It was galling for Stalin that Lenin had turned against him on the national question. Their collaboration in trying to solve it had begun before the Great War, and Lenin could not have coped without him. Although Stalin did not look for gratitude, he had cause to expect a more reasoned exchange of opinions. Disagreements between them about policy were not new.1 But Lenin and Stalin had concurred about the strategic orientation of rule in the Soviet multinational state. Stalin was the People’s Commissar for Nationalities’ Affairs and the Politburo’s specialist on the nexus of matters touching on nationhood, religion and territorial boundaries throughout the Civil War. As his military duties ended, he maintained control over decisions on the nationalities. When the leadership began to plan the country’s permanent constitutional structure, he was given a central role. The task was taken up in earnest in 1922.
Sovnarkom had long ago settled its viewpoint on several aspects of ‘national’ policy. Non-Russians were allowed their own schools and press and promising young supporters of the Bolsheviks of each national and ethnic group were trained to occupy leading political positions.
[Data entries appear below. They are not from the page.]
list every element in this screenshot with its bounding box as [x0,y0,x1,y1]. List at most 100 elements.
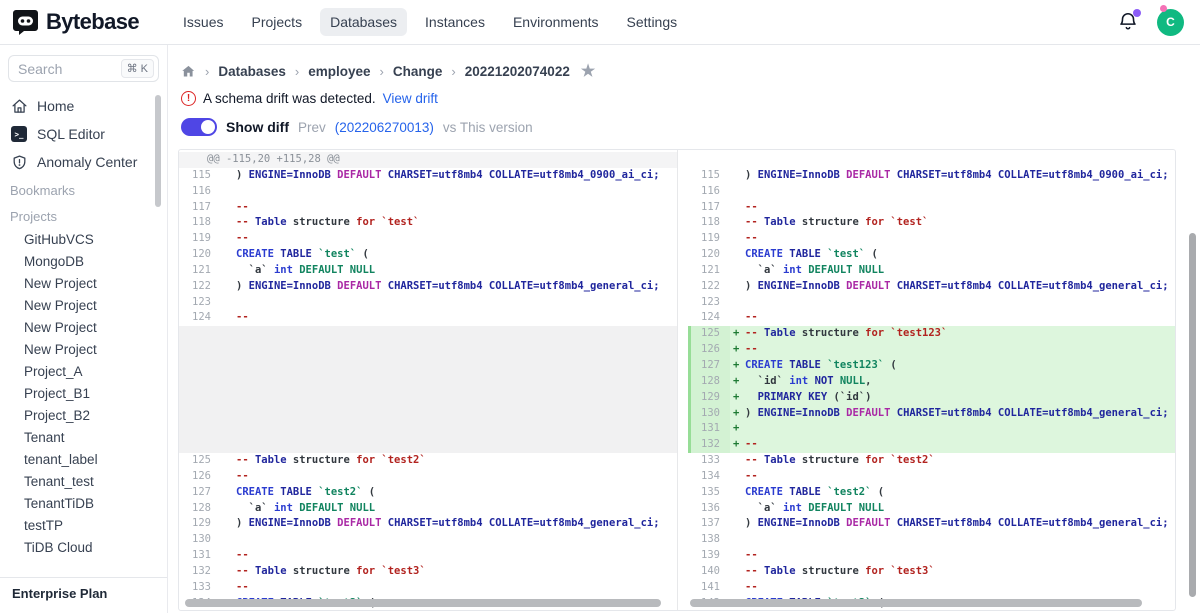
top-nav: Bytebase Issues Projects Databases Insta… [0,0,1200,45]
line-number: 136 [688,501,730,517]
sidebar-item-anomaly-center[interactable]: Anomaly Center [0,148,167,176]
line-number: 132 [688,437,730,453]
nav-databases[interactable]: Databases [320,8,407,36]
diff-pane-current[interactable]: 115) ENGINE=InnoDB DEFAULT CHARSET=utf8m… [688,150,1175,610]
line-number: 125 [179,453,221,469]
breadcrumb-separator: › [205,64,209,79]
nav-issues[interactable]: Issues [173,8,233,36]
breadcrumb-separator: › [380,64,384,79]
diff-line: 122) ENGINE=InnoDB DEFAULT CHARSET=utf8m… [179,279,677,295]
project-item[interactable]: Project_B2 [0,404,167,426]
project-item[interactable]: GitHubVCS [0,228,167,250]
project-item[interactable]: Project_B1 [0,382,167,404]
view-drift-link[interactable]: View drift [383,91,438,106]
diff-line-added: 128+ `id` int NOT NULL, [688,374,1175,390]
line-number: 133 [179,580,221,596]
project-item[interactable]: Project_A [0,360,167,382]
project-item[interactable]: TiDB Cloud [0,536,167,558]
line-number: 118 [179,215,221,231]
horizontal-scrollbar-right[interactable] [690,599,1142,607]
notification-badge [1133,9,1141,17]
line-number: 131 [179,548,221,564]
line-number: 123 [688,295,730,311]
diff-sash[interactable] [678,150,688,610]
diff-line: 141-- [688,580,1175,596]
bytebase-logo[interactable]: Bytebase [12,9,139,36]
breadcrumb-version[interactable]: 20221202074022 [465,64,570,79]
diff-line-added: 125+-- Table structure for `test123` [688,326,1175,342]
schema-drift-alert: ! A schema drift was detected. View drif… [181,91,1200,106]
search-placeholder: Search [18,61,121,77]
project-item[interactable]: Tenant_test [0,470,167,492]
prev-version-link[interactable]: (202206270013) [335,120,434,135]
page-vertical-scrollbar[interactable] [1189,233,1196,597]
breadcrumb-employee[interactable]: employee [308,64,370,79]
avatar[interactable]: C [1157,9,1184,36]
diff-line: 126-- [179,469,677,485]
diff-line: 117-- [179,200,677,216]
line-number: 120 [179,247,221,263]
horizontal-scrollbar-left[interactable] [185,599,661,607]
diff-editor[interactable]: @@ -115,20 +115,28 @@115) ENGINE=InnoDB … [178,149,1176,611]
line-number: 115 [688,168,730,184]
diff-hunk-header [688,152,1175,168]
sidebar-item-sql-editor[interactable]: >_ SQL Editor [0,120,167,148]
diff-line: 124-- [688,310,1175,326]
line-number: 117 [179,200,221,216]
bookmark-star-icon[interactable]: ★ [581,61,595,81]
diff-line-added: 132+-- [688,437,1175,453]
notification-bell-icon[interactable] [1117,11,1139,33]
project-item[interactable]: New Project [0,294,167,316]
sidebar-scrollbar[interactable] [155,95,161,207]
home-icon [10,97,28,115]
line-number: 123 [179,295,221,311]
diff-line: 140-- Table structure for `test3` [688,564,1175,580]
line-number: 127 [688,358,730,374]
breadcrumb-databases[interactable]: Databases [218,64,286,79]
diff-line-added: 130+) ENGINE=InnoDB DEFAULT CHARSET=utf8… [688,406,1175,422]
diff-line: 122) ENGINE=InnoDB DEFAULT CHARSET=utf8m… [688,279,1175,295]
breadcrumb-home-icon[interactable] [181,64,196,79]
project-item[interactable]: New Project [0,272,167,294]
vs-this-version-label: vs This version [443,120,533,135]
nav-instances[interactable]: Instances [415,8,495,36]
diff-line: 131-- [179,548,677,564]
search-shortcut-badge: ⌘ K [121,59,154,78]
line-number: 117 [688,200,730,216]
line-number: 138 [688,532,730,548]
project-item[interactable]: testTP [0,514,167,536]
diff-pane-previous[interactable]: @@ -115,20 +115,28 @@115) ENGINE=InnoDB … [179,150,678,610]
line-number: 122 [179,279,221,295]
diff-line-added: 126+-- [688,342,1175,358]
breadcrumb-change[interactable]: Change [393,64,443,79]
project-item[interactable]: TenantTiDB [0,492,167,514]
line-number: 116 [688,184,730,200]
line-number: 127 [179,485,221,501]
line-number: 126 [688,342,730,358]
diff-line: 117-- [688,200,1175,216]
search-input[interactable]: Search ⌘ K [8,55,159,82]
project-item[interactable]: tenant_label [0,448,167,470]
line-number: 124 [688,310,730,326]
project-item[interactable]: Tenant [0,426,167,448]
line-number: 115 [179,168,221,184]
sidebar-item-home[interactable]: Home [0,92,167,120]
line-number: 120 [688,247,730,263]
diff-line: 116 [688,184,1175,200]
main-content: › Databases › employee › Change › 202212… [169,45,1200,613]
diff-line-added: 127+CREATE TABLE `test123` ( [688,358,1175,374]
diff-line: 120CREATE TABLE `test` ( [688,247,1175,263]
nav-projects[interactable]: Projects [242,8,313,36]
show-diff-toggle[interactable] [181,118,217,136]
line-number: 116 [179,184,221,200]
diff-line: 127CREATE TABLE `test2` ( [179,485,677,501]
project-item[interactable]: MongoDB [0,250,167,272]
diff-line: 138 [688,532,1175,548]
line-number: 139 [688,548,730,564]
nav-settings[interactable]: Settings [617,8,688,36]
project-item[interactable]: New Project [0,338,167,360]
diff-toolbar: Show diff Prev (202206270013) vs This ve… [181,118,1200,136]
nav-environments[interactable]: Environments [503,8,609,36]
project-item[interactable]: New Project [0,316,167,338]
diff-line: 121 `a` int DEFAULT NULL [179,263,677,279]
Stalin supervised the policy even though, during the Civil War, he was often away from Moscow. Meetings of the People’s Commissariat for Nationalities’ Affairs collegium in his absence had been chaotic. Sometimes they were also noisy and over-long when he was present. His deputy Stanislaw Pestkowski recalled:2
It is hardly surprising that he sometimes lost patience. But on no occasion did he show this at the meetings themselves. In those instances where his supply of patience had been exhausted as the result of our interminable arguments at our gatherings he would suddenly vanish. He used to do this extraordinarily deftly. He would say: ‘I’ll be back in a minute.’ Then he would disappear from the room and go off and hide in one of the cubby holes of the Smolny [Institute] or the Kremlin.
The time had not arrived when anticipation of Stalin’s displeasure caused all to shiver in their boots. Stalin was but one Bolshevik leader among others. Only Lenin with his greater personal prestige could get away with rebuking miscreants.
When Stalin got very fed up he crept out of Sovnarkom itself. (So much for the myth of the grand bureaucrat with inexhaustible patience.) Pestkowski, who knew Stalin’s habits better than most, would receive instructions to flush him out of his lair: ‘I caught him a couple of times in comrade-sailor Vorontsov’s apartment where Stalin, stretched out on a divan, was smoking his pipe and thinking over his theses.’3 There were times when Stalin longed to be reassigned to the fronts of the Civil War and get away from the palaver in his Commissariat.
The cardinal decisions on the national question had anyway been taken by the central party leadership. As the Red Army reimposed central authority over the outlying regions of the former Russian Empire, the Kremlin leadership needed to clarify and disseminate policy in order to maximise its appeal to non-Russians. This was a difficult task. In 1917 it had been the workers and soldiers of Russia who had voted most strongly for the Bolsheviks. The Red Army on the rampage failed to allay suspicions about Russian imperialism, and the stream of decrees from the People’s Commissariat for Nationalities’ Affairs took time to have a positive impact. A further problem was caused by the international situation. Although the Western Allies pulled out of the former Russian Empire at the end of 1919, regional powers in eastern Europe and western Asia continued to pose a military threat, and the Politburo was concerned that Britain and France might use such powers to overthrow Soviet communism. Turkey, Finland and Poland were feared as potential invaders. In these circumstances the Central Committee and Politburo in 1919 set up independent Soviet states in Ukraine, Lithuania and Belorussia — and in 1920–1 in Azerbaijan, Armenia and Georgia. Communist leaders in Moscow hoped by such means to prove that their commitment to national self-determination was genuine.
The division of Azerbaijan, Armenia and Georgia into separate states had occurred because of inter-national enmities in the anti-Bolshevik Transcaucasian Federation established after the October Revolution. Before the pan-Turkic Musavatist party came to power in Baku in 1918 there had formally been no such place as Azerbaijan.4 The frontiers of Azerbaijan, Armenia and Georgia remained contentious under the early Soviet administration. Yet rudiments of statehood had been acquired. The invading Bolsheviks intended to build on them.